Take inspiration from Tukey and use tracing paper to trace a computer-generated graphic.
When I have done this exercise with college students, I’ve used that college’s racial demographic data, published by the Office of Institutional Research. This dataset leads to questions of categorisation (do they let students select multiple races, or do they simply select ‘multiracial’? Why are international students categorised separately?), which made their way into my students' work.
At SRCCON 2018 in Minneapolis, I brought data about the city’s lakes. If you are looking for small datasets, Wikipedia can be a good resource. As you get more experienced visualising by hand, you may want to try larger datasets. That's fine! In fact, I think using a combination of computer tools and art supplies is an interesting marriage. You can use the computer to summarise the data for you, but then do the mark-making on paper.
If you want to create a precise visualisation, but also give it a handmade feel, take inspiration from Tukey and use tracing paper to trace a computer-generated graphic. This can also be useful when you want to draw something which might be beyond your artistic skills (say, an outline of the United States).
Throughout this piece, I have been using the terms hand-drawn and handmade interchangeably. It is likely that you want a two-dimensional product of your visualisation if you will be sharing it electronically, but if you have the flexibility for something three-dimensional, try adding in more of the craft supplies I mentioned above.
At SRCCON, participants played with the dimensionality of Minneapolis' lakes, creating 3D visualisations out of paper and wire.
No matter how you decide to work, the practice of hand-visualising can bring you closer to your data. In Numbers in the Newsroom, Sarah Cohen suggests you should "memorize some common numbers on your beat”.

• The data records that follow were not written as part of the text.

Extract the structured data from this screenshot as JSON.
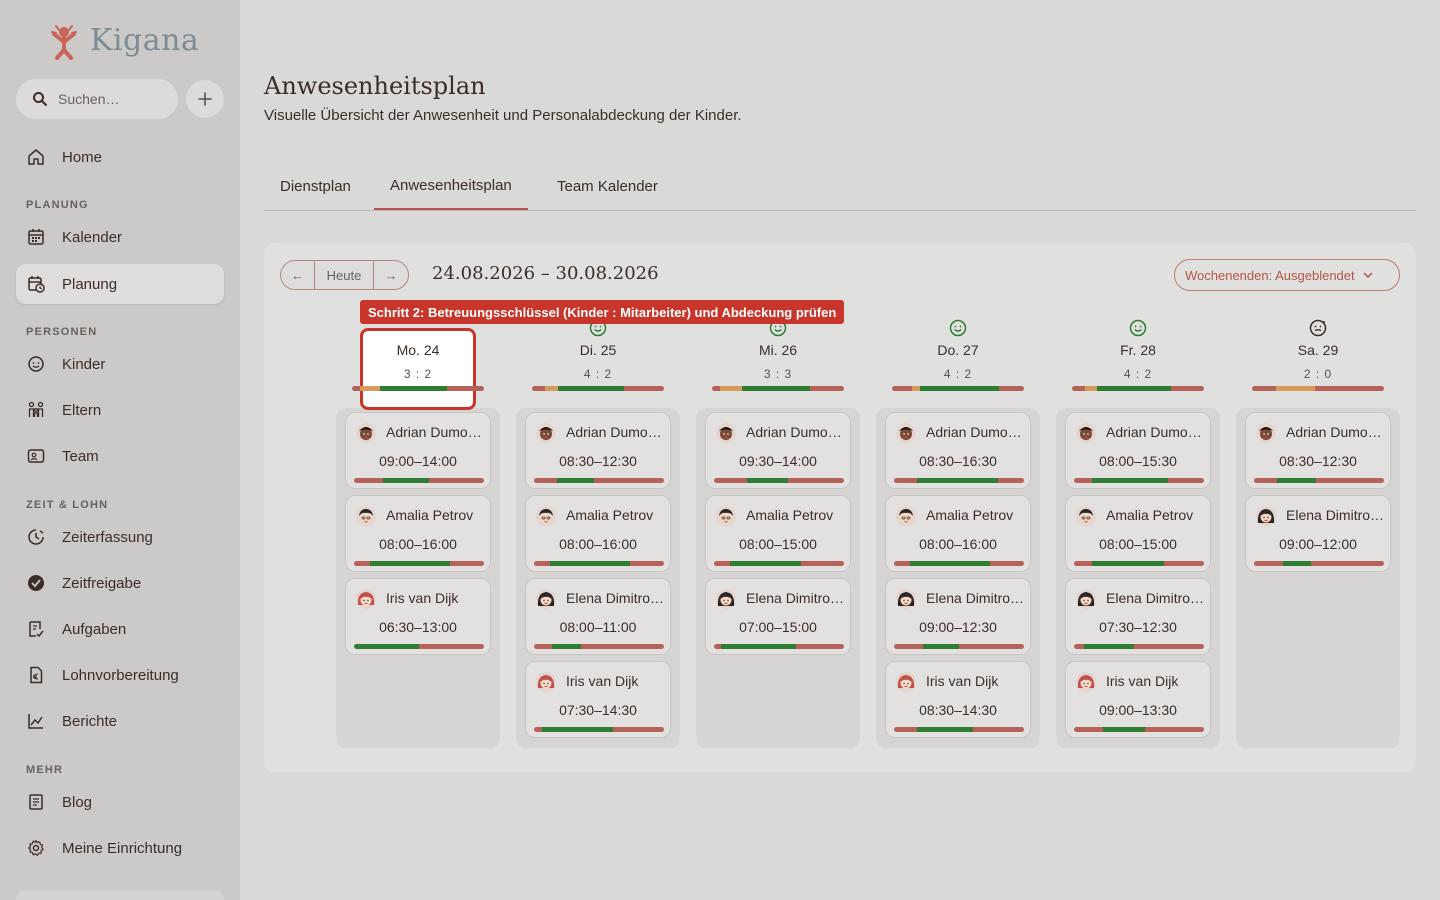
{
  "app": {
    "name": "Kigana"
  },
  "search": {
    "placeholder": "Suchen…"
  },
  "nav": {
    "home": "Home",
    "sec_planung": "PLANUNG",
    "kalender": "Kalender",
    "planung": "Planung",
    "sec_personen": "PERSONEN",
    "kinder": "Kinder",
    "eltern": "Eltern",
    "team": "Team",
    "sec_zeit": "ZEIT & LOHN",
    "zeiterfassung": "Zeiterfassung",
    "zeitfreigabe": "Zeitfreigabe",
    "aufgaben": "Aufgaben",
    "lohnvorbereitung": "Lohnvorbereitung",
    "berichte": "Berichte",
    "sec_mehr": "MEHR",
    "blog": "Blog",
    "einrichtung": "Meine Einrichtung"
  },
  "page": {
    "title": "Anwesenheitsplan",
    "subtitle": "Visuelle Übersicht der Anwesenheit und Personalabdeckung der Kinder."
  },
  "tabs": [
    "Dienstplan",
    "Anwesenheitsplan",
    "Team Kalender"
  ],
  "toolbar": {
    "prev": "←",
    "today": "Heute",
    "next": "→",
    "range": "24.08.2026 – 30.08.2026",
    "weekends": "Wochenenden: Ausgeblendet"
  },
  "tooltip": "Schritt 2: Betreuungsschlüssel (Kinder : Mitarbeiter) und Abdeckung prüfen",
  "colors": {
    "good": "#2e7d32",
    "warn": "#d89a5a",
    "bad": "#b5625a",
    "accent": "#c8352b"
  },
  "days": [
    {
      "label": "Mo. 24",
      "ratio": "3 : 2",
      "face": "smile",
      "coverage": [
        [
          "bad",
          0.06
        ],
        [
          "warn",
          0.15
        ],
        [
          "good",
          0.51
        ],
        [
          "bad",
          0.28
        ]
      ],
      "kids": [
        {
          "name": "Adrian Dumo…",
          "time": "09:00–14:00",
          "avatar": "adrian",
          "bar": [
            [
              "bad",
              0.22
            ],
            [
              "good",
              0.36
            ],
            [
              "bad",
              0.42
            ]
          ]
        },
        {
          "name": "Amalia Petrov",
          "time": "08:00–16:00",
          "avatar": "amalia",
          "bar": [
            [
              "bad",
              0.12
            ],
            [
              "good",
              0.62
            ],
            [
              "bad",
              0.26
            ]
          ]
        },
        {
          "name": "Iris van Dijk",
          "time": "06:30–13:00",
          "avatar": "iris",
          "bar": [
            [
              "good",
              0.5
            ],
            [
              "bad",
              0.5
            ]
          ]
        }
      ]
    },
    {
      "label": "Di. 25",
      "ratio": "4 : 2",
      "face": "smile",
      "coverage": [
        [
          "bad",
          0.1
        ],
        [
          "warn",
          0.1
        ],
        [
          "good",
          0.5
        ],
        [
          "bad",
          0.3
        ]
      ],
      "kids": [
        {
          "name": "Adrian Dumo…",
          "time": "08:30–12:30",
          "avatar": "adrian",
          "bar": [
            [
              "bad",
              0.18
            ],
            [
              "good",
              0.28
            ],
            [
              "bad",
              0.54
            ]
          ]
        },
        {
          "name": "Amalia Petrov",
          "time": "08:00–16:00",
          "avatar": "amalia",
          "bar": [
            [
              "bad",
              0.12
            ],
            [
              "good",
              0.62
            ],
            [
              "bad",
              0.26
            ]
          ]
        },
        {
          "name": "Elena Dimitro…",
          "time": "08:00–11:00",
          "avatar": "elena",
          "bar": [
            [
              "bad",
              0.14
            ],
            [
              "good",
              0.22
            ],
            [
              "bad",
              0.64
            ]
          ]
        },
        {
          "name": "Iris van Dijk",
          "time": "07:30–14:30",
          "avatar": "iris",
          "bar": [
            [
              "bad",
              0.06
            ],
            [
              "good",
              0.55
            ],
            [
              "bad",
              0.39
            ]
          ]
        }
      ]
    },
    {
      "label": "Mi. 26",
      "ratio": "3 : 3",
      "face": "smile",
      "coverage": [
        [
          "bad",
          0.06
        ],
        [
          "warn",
          0.17
        ],
        [
          "good",
          0.51
        ],
        [
          "bad",
          0.26
        ]
      ],
      "kids": [
        {
          "name": "Adrian Dumo…",
          "time": "09:30–14:00",
          "avatar": "adrian",
          "bar": [
            [
              "bad",
              0.25
            ],
            [
              "good",
              0.32
            ],
            [
              "bad",
              0.43
            ]
          ]
        },
        {
          "name": "Amalia Petrov",
          "time": "08:00–15:00",
          "avatar": "amalia",
          "bar": [
            [
              "bad",
              0.12
            ],
            [
              "good",
              0.55
            ],
            [
              "bad",
              0.33
            ]
          ]
        },
        {
          "name": "Elena Dimitro…",
          "time": "07:00–15:00",
          "avatar": "elena",
          "bar": [
            [
              "bad",
              0.05
            ],
            [
              "good",
              0.58
            ],
            [
              "bad",
              0.37
            ]
          ]
        }
      ]
    },
    {
      "label": "Do. 27",
      "ratio": "4 : 2",
      "face": "smile",
      "coverage": [
        [
          "bad",
          0.15
        ],
        [
          "warn",
          0.06
        ],
        [
          "good",
          0.6
        ],
        [
          "bad",
          0.19
        ]
      ],
      "kids": [
        {
          "name": "Adrian Dumo…",
          "time": "08:30–16:30",
          "avatar": "adrian",
          "bar": [
            [
              "bad",
              0.18
            ],
            [
              "good",
              0.62
            ],
            [
              "bad",
              0.2
            ]
          ]
        },
        {
          "name": "Amalia Petrov",
          "time": "08:00–16:00",
          "avatar": "amalia",
          "bar": [
            [
              "bad",
              0.12
            ],
            [
              "good",
              0.62
            ],
            [
              "bad",
              0.26
            ]
          ]
        },
        {
          "name": "Elena Dimitro…",
          "time": "09:00–12:30",
          "avatar": "elena",
          "bar": [
            [
              "bad",
              0.22
            ],
            [
              "good",
              0.28
            ],
            [
              "bad",
              0.5
            ]
          ]
        },
        {
          "name": "Iris van Dijk",
          "time": "08:30–14:30",
          "avatar": "iris",
          "bar": [
            [
              "bad",
              0.18
            ],
            [
              "good",
              0.43
            ],
            [
              "bad",
              0.39
            ]
          ]
        }
      ]
    },
    {
      "label": "Fr. 28",
      "ratio": "4 : 2",
      "face": "smile",
      "coverage": [
        [
          "bad",
          0.1
        ],
        [
          "warn",
          0.09
        ],
        [
          "good",
          0.56
        ],
        [
          "bad",
          0.25
        ]
      ],
      "kids": [
        {
          "name": "Adrian Dumo…",
          "time": "08:00–15:30",
          "avatar": "adrian",
          "bar": [
            [
              "bad",
              0.14
            ],
            [
              "good",
              0.58
            ],
            [
              "bad",
              0.28
            ]
          ]
        },
        {
          "name": "Amalia Petrov",
          "time": "08:00–15:00",
          "avatar": "amalia",
          "bar": [
            [
              "bad",
              0.14
            ],
            [
              "good",
              0.55
            ],
            [
              "bad",
              0.31
            ]
          ]
        },
        {
          "name": "Elena Dimitro…",
          "time": "07:30–12:30",
          "avatar": "elena",
          "bar": [
            [
              "bad",
              0.08
            ],
            [
              "good",
              0.38
            ],
            [
              "bad",
              0.54
            ]
          ]
        },
        {
          "name": "Iris van Dijk",
          "time": "09:00–13:30",
          "avatar": "iris",
          "bar": [
            [
              "bad",
              0.22
            ],
            [
              "good",
              0.33
            ],
            [
              "bad",
              0.45
            ]
          ]
        }
      ]
    },
    {
      "label": "Sa. 29",
      "ratio": "2 : 0",
      "face": "neutral",
      "coverage": [
        [
          "bad",
          0.18
        ],
        [
          "warn",
          0.3
        ],
        [
          "bad",
          0.52
        ]
      ],
      "kids": [
        {
          "name": "Adrian Dumo…",
          "time": "08:30–12:30",
          "avatar": "adrian",
          "bar": [
            [
              "bad",
              0.18
            ],
            [
              "good",
              0.3
            ],
            [
              "bad",
              0.52
            ]
          ]
        },
        {
          "name": "Elena Dimitro…",
          "time": "09:00–12:00",
          "avatar": "elena",
          "bar": [
            [
              "bad",
              0.22
            ],
            [
              "good",
              0.22
            ],
            [
              "bad",
              0.56
            ]
          ]
        }
      ]
    }
  ]
}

What better way to familiarise yourself with those numbers than physically mapping them on paper? This is also a great pedagogical practice, because when students begin visualising data they can get caught up in the technical details of a computer tool, without grasping the underlying connection between data and visual. Removing the computer makes it more concrete.
Of course, I'm not the only one who thinks this. Stefanie Posavec, of Dear Data leads workshops on handmade visualisations, and the companion book Observe, Collect, Draw! is a guide to help you do just that.
I have also drawn inspiration from Jose Duarte, whose Handmade dataviz kit provides a good starter pack of materials to jumpstart your creation process. Duarte's work is again physical and playful, and he encourages everyone to try it for themselves.
Whatever you do, I believe bringing handmade data visualisation into your practice can lead to more whimsy and fun in your life. Even if your hand-drawn visualisations never make it to print, they can help you think creatively about what you produce digitally. And, in the right context, a handmade visualisation could make your data more accessible to a broad audience.